After reading that, I couldn't not buy his book. And the book delivers, I'll tell ya that much! I don't want to tell you too much about it. Only that the main character is a toad, who doesn't know who she is, or why she's in the predicament that she's in. And, oh, yeah, there are two witches of the extremely wicked kind who want her dead in the worst way. She finds herself lost in the witches' kitchen, which is as vast as it is dark, and filled with all manner of danger - and her not knowing friend from foe. Basically, if you took parts of Beauty and the Beast, and Alice in Wonderland, and had Clive Barker, Neil Gaiman, and Tim Burton craft it into their own tale, you might end up with something like this.
What really intrigued me was the way in which some seemingly unconnected things in Williams' formative years formed the base of such an interesting story.
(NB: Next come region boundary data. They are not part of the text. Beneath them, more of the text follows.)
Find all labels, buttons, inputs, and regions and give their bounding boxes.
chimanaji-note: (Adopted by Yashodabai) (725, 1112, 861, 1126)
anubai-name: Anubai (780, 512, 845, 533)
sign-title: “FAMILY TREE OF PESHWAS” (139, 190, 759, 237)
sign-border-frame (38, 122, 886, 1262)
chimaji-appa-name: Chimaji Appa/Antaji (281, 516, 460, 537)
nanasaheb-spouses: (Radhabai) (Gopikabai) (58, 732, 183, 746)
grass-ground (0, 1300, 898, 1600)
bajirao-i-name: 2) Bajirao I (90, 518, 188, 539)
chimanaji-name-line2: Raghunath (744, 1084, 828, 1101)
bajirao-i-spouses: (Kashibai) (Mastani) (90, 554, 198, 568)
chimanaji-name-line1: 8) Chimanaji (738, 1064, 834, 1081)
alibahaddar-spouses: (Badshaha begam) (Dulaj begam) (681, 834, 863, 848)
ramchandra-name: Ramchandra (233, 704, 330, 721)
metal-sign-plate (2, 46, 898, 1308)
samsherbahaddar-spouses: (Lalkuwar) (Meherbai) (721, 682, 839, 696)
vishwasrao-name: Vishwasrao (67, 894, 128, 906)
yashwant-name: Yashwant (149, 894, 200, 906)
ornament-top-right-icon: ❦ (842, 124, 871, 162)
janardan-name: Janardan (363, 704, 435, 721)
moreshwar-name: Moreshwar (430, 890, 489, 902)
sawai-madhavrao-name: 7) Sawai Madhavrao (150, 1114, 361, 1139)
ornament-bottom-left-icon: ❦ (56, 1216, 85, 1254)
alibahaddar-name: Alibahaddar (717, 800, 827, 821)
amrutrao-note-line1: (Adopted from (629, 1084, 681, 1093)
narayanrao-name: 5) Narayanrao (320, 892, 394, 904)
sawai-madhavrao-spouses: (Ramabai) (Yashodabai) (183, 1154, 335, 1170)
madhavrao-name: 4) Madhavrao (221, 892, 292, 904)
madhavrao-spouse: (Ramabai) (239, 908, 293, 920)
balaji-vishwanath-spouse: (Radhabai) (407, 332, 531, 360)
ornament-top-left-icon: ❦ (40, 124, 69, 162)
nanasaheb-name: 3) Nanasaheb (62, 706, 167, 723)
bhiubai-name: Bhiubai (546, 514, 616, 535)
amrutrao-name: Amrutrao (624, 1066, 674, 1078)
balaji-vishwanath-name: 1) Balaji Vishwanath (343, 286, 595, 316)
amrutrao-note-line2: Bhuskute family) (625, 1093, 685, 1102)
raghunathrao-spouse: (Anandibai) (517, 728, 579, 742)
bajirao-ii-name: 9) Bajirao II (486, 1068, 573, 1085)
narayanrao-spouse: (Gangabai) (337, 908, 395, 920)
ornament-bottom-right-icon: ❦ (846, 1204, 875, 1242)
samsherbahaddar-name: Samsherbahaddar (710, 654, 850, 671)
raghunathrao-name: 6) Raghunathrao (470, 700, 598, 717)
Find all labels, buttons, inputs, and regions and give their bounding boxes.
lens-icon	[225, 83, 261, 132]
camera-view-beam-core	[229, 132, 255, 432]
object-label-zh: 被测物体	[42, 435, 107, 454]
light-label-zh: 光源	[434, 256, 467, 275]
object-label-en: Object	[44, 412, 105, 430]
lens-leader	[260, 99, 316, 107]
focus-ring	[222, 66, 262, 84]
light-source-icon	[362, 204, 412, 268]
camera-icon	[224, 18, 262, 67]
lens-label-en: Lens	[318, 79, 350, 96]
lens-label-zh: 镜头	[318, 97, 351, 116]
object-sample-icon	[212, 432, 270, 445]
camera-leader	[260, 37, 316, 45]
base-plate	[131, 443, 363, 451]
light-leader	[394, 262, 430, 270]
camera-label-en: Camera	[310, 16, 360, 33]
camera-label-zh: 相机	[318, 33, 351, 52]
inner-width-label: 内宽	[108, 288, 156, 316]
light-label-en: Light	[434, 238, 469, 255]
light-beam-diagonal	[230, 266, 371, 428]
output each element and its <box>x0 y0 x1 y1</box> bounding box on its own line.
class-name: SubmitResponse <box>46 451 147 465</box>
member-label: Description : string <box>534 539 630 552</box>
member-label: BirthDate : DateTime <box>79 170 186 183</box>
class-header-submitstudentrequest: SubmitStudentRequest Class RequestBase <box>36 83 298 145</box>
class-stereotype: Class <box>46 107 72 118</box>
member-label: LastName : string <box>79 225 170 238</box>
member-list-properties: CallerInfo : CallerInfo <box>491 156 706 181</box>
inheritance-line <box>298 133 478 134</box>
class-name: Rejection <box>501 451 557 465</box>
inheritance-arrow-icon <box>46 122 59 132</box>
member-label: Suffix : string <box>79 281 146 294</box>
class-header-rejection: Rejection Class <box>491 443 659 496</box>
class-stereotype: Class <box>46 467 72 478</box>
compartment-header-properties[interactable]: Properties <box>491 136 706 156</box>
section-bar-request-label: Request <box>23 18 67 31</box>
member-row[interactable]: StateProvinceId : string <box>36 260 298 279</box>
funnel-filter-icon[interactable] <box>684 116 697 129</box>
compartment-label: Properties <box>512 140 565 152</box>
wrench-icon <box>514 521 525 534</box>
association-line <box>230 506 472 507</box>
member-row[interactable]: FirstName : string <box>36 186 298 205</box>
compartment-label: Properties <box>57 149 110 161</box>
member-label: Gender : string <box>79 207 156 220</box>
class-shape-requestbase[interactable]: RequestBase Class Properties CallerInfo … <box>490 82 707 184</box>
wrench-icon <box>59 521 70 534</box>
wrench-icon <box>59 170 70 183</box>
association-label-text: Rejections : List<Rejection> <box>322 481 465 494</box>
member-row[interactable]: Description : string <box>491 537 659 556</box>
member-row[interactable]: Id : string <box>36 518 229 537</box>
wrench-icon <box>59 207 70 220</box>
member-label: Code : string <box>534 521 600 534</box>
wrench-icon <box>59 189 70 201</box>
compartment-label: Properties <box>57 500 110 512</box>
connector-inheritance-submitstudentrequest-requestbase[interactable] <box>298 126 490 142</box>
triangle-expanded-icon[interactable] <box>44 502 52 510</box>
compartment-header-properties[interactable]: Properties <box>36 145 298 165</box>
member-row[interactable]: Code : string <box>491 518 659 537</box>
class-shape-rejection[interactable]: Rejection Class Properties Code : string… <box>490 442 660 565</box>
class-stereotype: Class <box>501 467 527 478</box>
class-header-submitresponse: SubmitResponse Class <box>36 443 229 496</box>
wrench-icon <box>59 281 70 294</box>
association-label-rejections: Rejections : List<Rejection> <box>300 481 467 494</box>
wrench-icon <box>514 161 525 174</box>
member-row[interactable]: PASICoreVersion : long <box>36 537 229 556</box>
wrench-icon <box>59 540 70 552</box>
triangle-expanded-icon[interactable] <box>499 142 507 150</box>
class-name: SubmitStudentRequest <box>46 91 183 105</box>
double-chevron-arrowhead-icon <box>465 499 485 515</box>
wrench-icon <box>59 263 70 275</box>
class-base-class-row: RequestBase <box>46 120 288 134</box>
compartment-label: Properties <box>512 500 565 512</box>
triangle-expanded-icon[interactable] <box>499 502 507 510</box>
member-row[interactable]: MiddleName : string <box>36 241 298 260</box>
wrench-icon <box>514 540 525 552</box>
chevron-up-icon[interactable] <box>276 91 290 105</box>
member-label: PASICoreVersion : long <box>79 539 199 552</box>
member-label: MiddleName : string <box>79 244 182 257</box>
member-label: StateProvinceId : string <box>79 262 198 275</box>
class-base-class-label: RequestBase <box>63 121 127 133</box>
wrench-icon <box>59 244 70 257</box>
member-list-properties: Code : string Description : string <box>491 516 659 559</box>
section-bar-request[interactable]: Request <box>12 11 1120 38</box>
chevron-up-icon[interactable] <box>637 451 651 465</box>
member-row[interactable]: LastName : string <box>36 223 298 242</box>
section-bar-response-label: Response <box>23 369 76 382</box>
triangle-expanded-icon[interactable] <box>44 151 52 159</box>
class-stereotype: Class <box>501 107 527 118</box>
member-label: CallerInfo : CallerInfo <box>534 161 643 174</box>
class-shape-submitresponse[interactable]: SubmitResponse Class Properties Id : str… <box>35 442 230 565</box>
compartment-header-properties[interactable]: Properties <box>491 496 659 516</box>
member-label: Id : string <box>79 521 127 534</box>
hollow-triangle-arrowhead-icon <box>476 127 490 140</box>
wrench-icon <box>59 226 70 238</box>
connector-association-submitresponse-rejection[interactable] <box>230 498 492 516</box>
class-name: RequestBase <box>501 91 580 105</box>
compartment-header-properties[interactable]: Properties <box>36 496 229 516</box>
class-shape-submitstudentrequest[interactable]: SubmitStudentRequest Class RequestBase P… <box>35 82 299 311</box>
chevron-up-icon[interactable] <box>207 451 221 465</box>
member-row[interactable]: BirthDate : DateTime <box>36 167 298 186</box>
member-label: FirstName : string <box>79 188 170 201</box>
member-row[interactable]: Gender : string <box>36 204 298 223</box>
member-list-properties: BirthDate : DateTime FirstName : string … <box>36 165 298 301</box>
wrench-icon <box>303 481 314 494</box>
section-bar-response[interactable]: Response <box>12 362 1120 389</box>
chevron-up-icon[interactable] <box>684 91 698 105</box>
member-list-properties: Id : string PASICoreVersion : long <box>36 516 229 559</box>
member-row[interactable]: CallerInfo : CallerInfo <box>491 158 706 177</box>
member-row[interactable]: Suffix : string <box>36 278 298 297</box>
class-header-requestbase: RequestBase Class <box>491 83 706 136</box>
I could really see each of those inspirations at work in this novel, and it's made me think harder on things in my own childhood that have landed in my work, whether I was aware of it or not. For instance, in my novel THE RAGGEDY MAN, the turnoff to Grace's home is based on the one to my paternal grandmother's home in Florida. My memories of going to visit her with my dad, not only informed the scene, but Grace's very personality. The thing with the woman on the inflatable raft? It happened. But what other thoughts, beliefs, quirks, etc., may have found their way into my writing, that I may not even have been aware of? I believe that just as the reader views a work through his or her own filter, coloring how it is received, so, too, do our own experiences color how our characters see the world we've created, and, indeed, how that very world exists in our mind and on the page.
Take some time to look back at your writing. See if there are any recurring themes appearing that you may be working through that you perhaps, weren't even aware of. I'll bet you'll find at least a few things ripe for exploring in a new work. Bet that'll make a good book.